Concrètement, un troisième qui termine avec quatre points (une victoire, un nul et une défaite) a de très fortes chances de passer. Même un total de trois points peut suffire, selon la configuration des autres groupes. Ce seuil, relativement bas, change la dynamique de la phase de poules.
Ce nouveau format offre une marge d’erreur importante aux favoris. Prenons un exemple théorique avec le groupe C composé du Brésil, du Maroc, d’Haïti et de l’Écosse. Même en concédant un nul face au Maroc ou une défaite surprise, le Brésil pourrait terminer troisième avec quatre points en battant l’un des outsiders. Dans ce scénario, il ferait presque automatiquement partie des meilleurs troisièmes, surtout avec une différence de buts favorable.
Autre cas, le groupe I, dense, avec la France, le Sénégal, la Norvège et l'Irak. Une victoire contre le barragiste, une défaite face au Sénégal et un nul contre la Norvège placeraient les Bleus à quatre points. Dans l’ancien format, ce total pouvait être synonyme d’élimination. En 2026, il sera suffisant pour continuer l’aventure.
Même logique dans un groupe L comprenant l’Angleterre, la Croatie, le Ghana et le Panama. Un faux pas contre le Ghana n’empêcherait pas l’un des favoris de sécuriser trois points face au Panama, ouvrant la porte à une qualification en tant que troisième. L’élimination des grandes nations devient donc un scénario beaucoup plus rare. Voire quasi impossible avec au moins une victoire.
Ce mécanisme réduit les sorties prématurées et protège les affiches prestigieuses, ce qui garantit la présence des stars plus longtemps dans la compétition.

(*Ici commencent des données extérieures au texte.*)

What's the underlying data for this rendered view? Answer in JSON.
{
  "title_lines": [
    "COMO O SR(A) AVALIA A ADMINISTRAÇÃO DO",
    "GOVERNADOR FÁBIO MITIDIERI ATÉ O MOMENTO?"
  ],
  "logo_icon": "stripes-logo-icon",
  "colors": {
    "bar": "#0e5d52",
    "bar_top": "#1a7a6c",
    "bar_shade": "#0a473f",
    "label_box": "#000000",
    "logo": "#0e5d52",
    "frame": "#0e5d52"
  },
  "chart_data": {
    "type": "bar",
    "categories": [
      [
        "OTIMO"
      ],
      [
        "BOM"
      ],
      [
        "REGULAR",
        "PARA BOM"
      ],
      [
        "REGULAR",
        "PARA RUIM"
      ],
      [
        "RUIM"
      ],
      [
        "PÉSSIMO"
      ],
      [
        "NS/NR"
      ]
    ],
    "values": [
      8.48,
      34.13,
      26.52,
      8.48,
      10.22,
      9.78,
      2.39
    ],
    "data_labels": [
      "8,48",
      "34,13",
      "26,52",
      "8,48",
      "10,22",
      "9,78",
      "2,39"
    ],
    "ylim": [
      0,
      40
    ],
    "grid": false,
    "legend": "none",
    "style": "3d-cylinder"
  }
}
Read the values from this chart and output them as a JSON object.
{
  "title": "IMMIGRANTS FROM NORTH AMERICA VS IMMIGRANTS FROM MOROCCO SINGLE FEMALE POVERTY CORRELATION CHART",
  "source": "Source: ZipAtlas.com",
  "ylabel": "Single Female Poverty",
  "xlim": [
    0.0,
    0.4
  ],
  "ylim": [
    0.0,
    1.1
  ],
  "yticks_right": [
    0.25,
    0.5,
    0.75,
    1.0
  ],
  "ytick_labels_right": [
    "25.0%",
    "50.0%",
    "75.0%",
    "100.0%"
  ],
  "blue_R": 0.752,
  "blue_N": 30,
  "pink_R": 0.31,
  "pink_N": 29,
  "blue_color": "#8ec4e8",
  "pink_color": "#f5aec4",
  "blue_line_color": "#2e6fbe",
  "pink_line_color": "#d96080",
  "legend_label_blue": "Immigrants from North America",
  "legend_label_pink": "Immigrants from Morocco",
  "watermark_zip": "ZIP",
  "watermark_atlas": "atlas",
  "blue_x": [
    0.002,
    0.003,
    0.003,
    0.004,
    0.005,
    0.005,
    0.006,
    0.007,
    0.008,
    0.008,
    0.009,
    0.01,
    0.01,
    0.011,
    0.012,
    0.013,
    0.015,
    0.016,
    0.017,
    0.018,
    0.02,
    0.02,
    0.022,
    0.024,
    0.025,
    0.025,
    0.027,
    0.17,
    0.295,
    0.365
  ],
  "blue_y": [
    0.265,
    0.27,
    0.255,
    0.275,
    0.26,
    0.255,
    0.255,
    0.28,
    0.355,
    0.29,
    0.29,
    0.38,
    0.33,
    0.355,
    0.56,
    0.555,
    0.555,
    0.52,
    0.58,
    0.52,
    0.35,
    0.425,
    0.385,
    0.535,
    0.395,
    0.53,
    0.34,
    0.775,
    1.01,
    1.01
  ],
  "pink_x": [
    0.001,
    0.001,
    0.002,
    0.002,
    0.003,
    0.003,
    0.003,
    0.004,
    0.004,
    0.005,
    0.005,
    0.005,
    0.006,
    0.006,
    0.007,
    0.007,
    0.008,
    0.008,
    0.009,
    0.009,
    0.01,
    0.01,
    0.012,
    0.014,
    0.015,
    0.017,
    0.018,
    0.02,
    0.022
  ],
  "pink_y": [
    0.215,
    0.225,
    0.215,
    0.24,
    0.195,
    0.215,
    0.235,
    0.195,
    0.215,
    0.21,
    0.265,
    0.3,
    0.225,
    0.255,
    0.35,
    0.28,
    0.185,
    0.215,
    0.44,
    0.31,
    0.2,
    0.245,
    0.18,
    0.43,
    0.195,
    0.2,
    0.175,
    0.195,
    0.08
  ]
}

Il maintient aussi le suspense, car même une équipe en difficulté après deux journées peut encore espérer se qualifier. Enfin, il introduit une forme de justice sportive. Les groupes très relevés ne sont plus pénalisés par rapport aux poules plus faibles. Pour les outsiders solides, une victoire peut parfois suffire à prolonger le rêve.

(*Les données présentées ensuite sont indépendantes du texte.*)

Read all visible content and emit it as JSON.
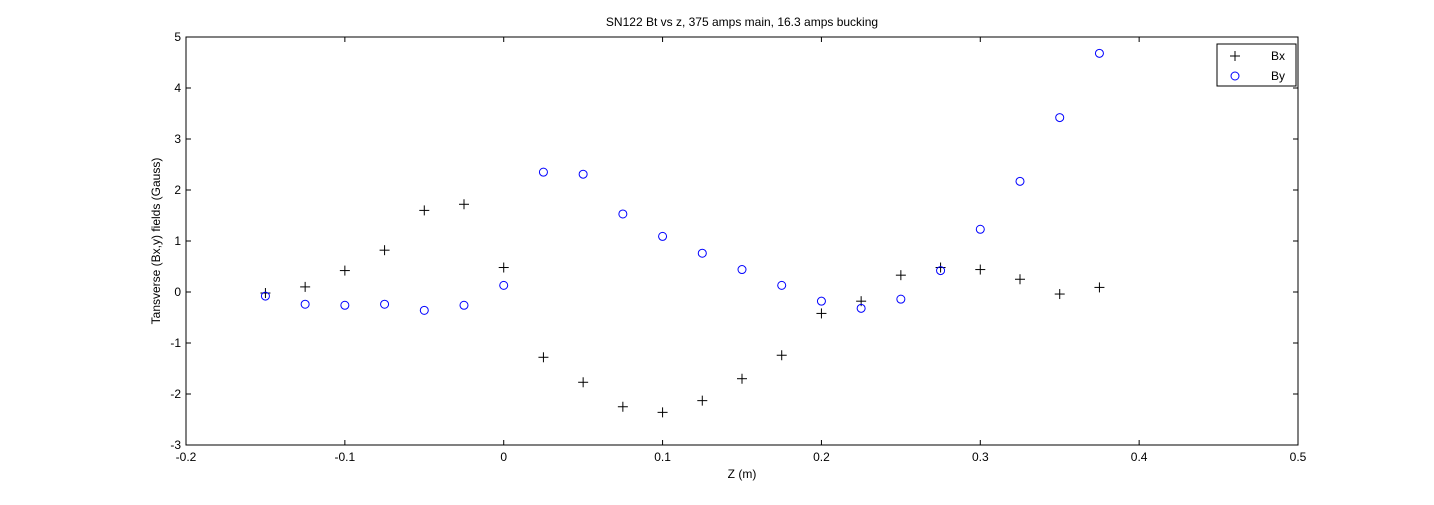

Ce système suppose néanmoins des effets pervers. Les favoris peuvent davantage gérer leurs efforts, calculer et accepter un faux pas sans conséquence immédiate. Certains matchs de poules risquent ainsi de perdre en intensité, avec des équipes jouant avant tout pour “ne pas perdre lourdement”. De plus, la comparaison entre douze troisièmes rend la lecture du classement plus complexe pour le grand public.